This article by Alex Danco has been very thought-provoking. It touches on many things I have been thinking about as I observe this new AI paradigm unfold over the past year.
The core argument is that AI technology will make societies that adopt it much more productive, elevating the prices of tasks that will not use AI, such as dog walking. However, I find this argument to hinge on the assumption that this paradigm will create new, high-paying jobs for humans whose tasks are displaced by AI. If these new jobs do not materialize over time, many will gravitate towards jobs that are not affected, making them cheaper as they become one of the few non-automatable jobs left for a massive pool of human labor.
The article does offer one other path: the "Turbo-Baumol's" effect, where regulation creates high-paying "bottleneck" jobs for humans who just sign off on AI's work.

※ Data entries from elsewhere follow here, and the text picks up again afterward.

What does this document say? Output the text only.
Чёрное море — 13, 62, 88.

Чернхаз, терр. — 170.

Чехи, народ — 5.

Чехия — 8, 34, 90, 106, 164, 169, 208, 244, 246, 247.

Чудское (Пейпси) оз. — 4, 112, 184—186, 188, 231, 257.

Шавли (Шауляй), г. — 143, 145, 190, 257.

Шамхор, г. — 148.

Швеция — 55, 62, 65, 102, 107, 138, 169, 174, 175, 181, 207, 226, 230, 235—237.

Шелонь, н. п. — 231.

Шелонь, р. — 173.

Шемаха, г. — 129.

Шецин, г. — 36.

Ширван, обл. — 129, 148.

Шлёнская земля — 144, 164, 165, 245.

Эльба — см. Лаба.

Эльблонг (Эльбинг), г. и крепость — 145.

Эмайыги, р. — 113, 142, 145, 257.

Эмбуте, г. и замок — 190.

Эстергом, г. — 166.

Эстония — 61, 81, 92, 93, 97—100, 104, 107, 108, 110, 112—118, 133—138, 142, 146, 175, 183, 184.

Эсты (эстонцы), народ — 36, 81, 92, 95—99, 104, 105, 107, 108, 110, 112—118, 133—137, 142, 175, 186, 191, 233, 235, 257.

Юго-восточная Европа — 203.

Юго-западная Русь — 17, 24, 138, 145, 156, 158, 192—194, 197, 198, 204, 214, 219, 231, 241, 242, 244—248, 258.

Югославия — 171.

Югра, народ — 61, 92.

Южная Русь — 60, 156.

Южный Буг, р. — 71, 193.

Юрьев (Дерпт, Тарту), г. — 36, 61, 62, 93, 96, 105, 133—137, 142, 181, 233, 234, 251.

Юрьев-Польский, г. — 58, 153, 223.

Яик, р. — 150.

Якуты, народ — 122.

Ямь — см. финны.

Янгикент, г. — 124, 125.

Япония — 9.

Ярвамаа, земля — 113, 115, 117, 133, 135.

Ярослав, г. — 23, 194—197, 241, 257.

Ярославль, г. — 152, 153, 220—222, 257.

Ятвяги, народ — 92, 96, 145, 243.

This will likely be a way that governments fight job displacement, but I am skeptical that enough jobs will be regulated this way. Furthermore, society will push back against this regulation, especially if these services are considered cost-prohibitive.
All of this is very theoretical. I believe that full automation of knowledge work will happen in my lifetime, but it will take over 10 years, not only because the technology is not there yet, but also because there will be a lot of friction in the adoption phase of these technologies. In the meantime, the gradual adoption of AI will continue, and as compute gets cheaper, people are going to find novel ways to adapt AI into their workflows in ways we can't even imagine right now.